At the heart of the sustainability scholarly discourse is interdisciplinary research, and academic institutions, funders, and publishers have now largely recognized that. More projects joining up a variety of experts are being developed and supported, but most of the well-known barriers and challenges of making interdisciplinary research remain. From having to deal with different languages and methodologies, facing longer research design and execution time, to dealing with the research breadth–depth trade-off and its challenges during peer review and publication. Although we cannot influence most of these issues, we at Nature Sustainability are committed to helping interdisciplinary sustainability scholars to publish their most influential work with us.

It’s indeed one of our editorial priorities to attract and publish truly interdisciplinary work.

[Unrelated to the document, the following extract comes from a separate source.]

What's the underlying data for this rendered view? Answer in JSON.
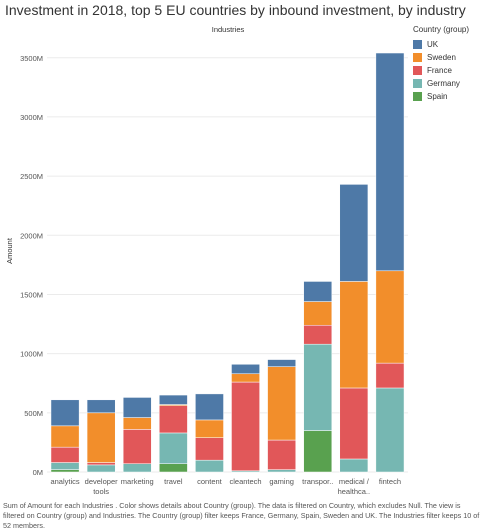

We believe that in order to gain in-depth knowledge of the drivers and effects of, for example, rapid urbanization, or environmental degradation, research needs to reflect the systemic nature of the problems and that is better achieved through interdisciplinary work. But what do we mean exactly by interdisciplinary research? Is academia well equipped to make this kind of research flourish? These are in all aspects old questions (and of course they are not limited to the sustainability domain), but to a degree they are still debated and unresolved. In the broad context of sustainability, framing the research questions through an interdisciplinary lens is exceptionally important in light of the most urgent and interrelated policy needs that are encapsulated in the 2030 Agenda for sustainable development adopted recently by the United Nations. Therefore, Nature Sustainability’s editorial team felt that the right time to help revamp the debate was around the journal’s launch. Last month, we organized an international forum, hosted by Tsinghua University in Beijing, China, bringing together a diverse group of experts from around the world to discuss the challenges of scaling up interdisciplinary research for global sustainability. The meeting brought together scholars with very different backgrounds, including engineering, economics, oceanography and anthropology, among many others. The majority of the participants didn’t know each other, but came together united by a strong interest in sustainability-relevant research and a fair bit of direct experience in developing interdisciplinary research. We observed tremendous engagement in the works of the forum, with experts bringing new perspectives grounded in their own experience. The discussions touched on the need to re-define career incentives to pursue interdisciplinary work (or even training) and therefore re-structure the institutions creating such incentives, as well as the importance of going beyond academic impact to produce societal impact. We are keen to disseminate the most relevant and agenda-setting insights from the forum through our pages over the coming months, and we invite our readers to join the debate.